But on Feb. 13, a day after the date for new talks was announced, a bomb ripped through a cafe in Pune, in the southern state of Maharashtra, killing 16 people. Indian authorities are investigating whether the attack was organized by Lashkar-e-Taiba (LeT), the Pakistani militant group held responsible for the Mumbai carnage, but no firm link has yet been verified.
The blast in Pune made India ever keener to put terrorism top of the agenda Thursday and in any subsequent talks. In particular, India wants to focus on its demands for Pakistan to crack down on militant groups including LeT.
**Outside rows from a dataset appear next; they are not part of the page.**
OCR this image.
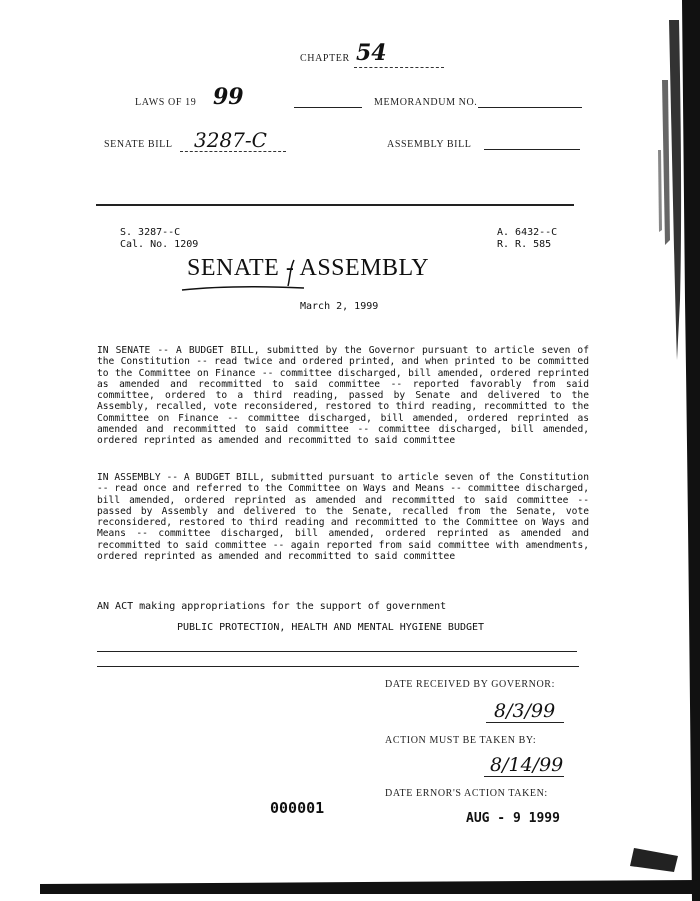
CHAPTER 54
LAWS OF 19 99	MEMORANDUM NO.
SENATE BILL 3287-C	ASSEMBLY BILL
S. 3287--C
Cal. No. 1209
A. 6432--C
R. R. 585
SENATE - ASSEMBLY
March 2, 1999

IN SENATE -- A BUDGET BILL, submitted by the Governor pursuant to article seven of the Constitution -- read twice and ordered printed, and when printed to be committed to the Committee on Finance -- committee discharged, bill amended, ordered reprinted as amended and recommitted to said committee -- reported favorably from said committee, ordered to a third reading, passed by Senate and delivered to the Assembly, recalled, vote reconsidered, restored to third reading, recommitted to the Committee on Finance -- committee discharged, bill amended, ordered reprinted as amended and recommitted to said committee -- committee discharged, bill amended, ordered reprinted as amended and recommitted to said committee

IN ASSEMBLY -- A BUDGET BILL, submitted pursuant to article seven of the Constitution -- read once and referred to the Committee on Ways and Means -- committee discharged, bill amended, ordered reprinted as amended and recommitted to said committee -- passed by Assembly and delivered to the Senate, recalled from the Senate, vote reconsidered, restored to third reading and recommitted to the Committee on Ways and Means -- committee discharged, bill amended, ordered reprinted as amended and recommitted to said committee -- again reported from said committee with amendments, ordered reprinted as amended and recommitted to said committee

AN ACT making appropriations for the support of government
PUBLIC PROTECTION, HEALTH AND MENTAL HYGIENE BUDGET
DATE RECEIVED BY GOVERNOR:
8/3/99
ACTION MUST BE TAKEN BY:
8/14/99
DATE ERNOR'S ACTION TAKEN:
AUG - 9 1999
000001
“I think Pakistan has to show it is coming out of denial mode about terrorism,” says Ajit Doval, the former director of the Intelligence Bureau of India. “It sends a very negative signal if it does not put a proper ban on LeT. We cannot move ahead until it takes serious action on terrorist groups that are targeting India. If it does that, let’s go ahead.”
Thursday’s meeting was more about symbolism than substance – at best, say analysts, it may lead to a resumption of the formal “composite dialogue” peace process started in 2004. Though on Thursday neither side gave a date for their next meeting.
Over the past year, the two countries have been holding backchannel talks to this end, encouraged by the United States and other Western governments, which see the dialogue as an important cornerstone for a stable Afghanistan. While Pakistan’s disputes with India continue to boil, its army is considered likely to maintain links with militants there.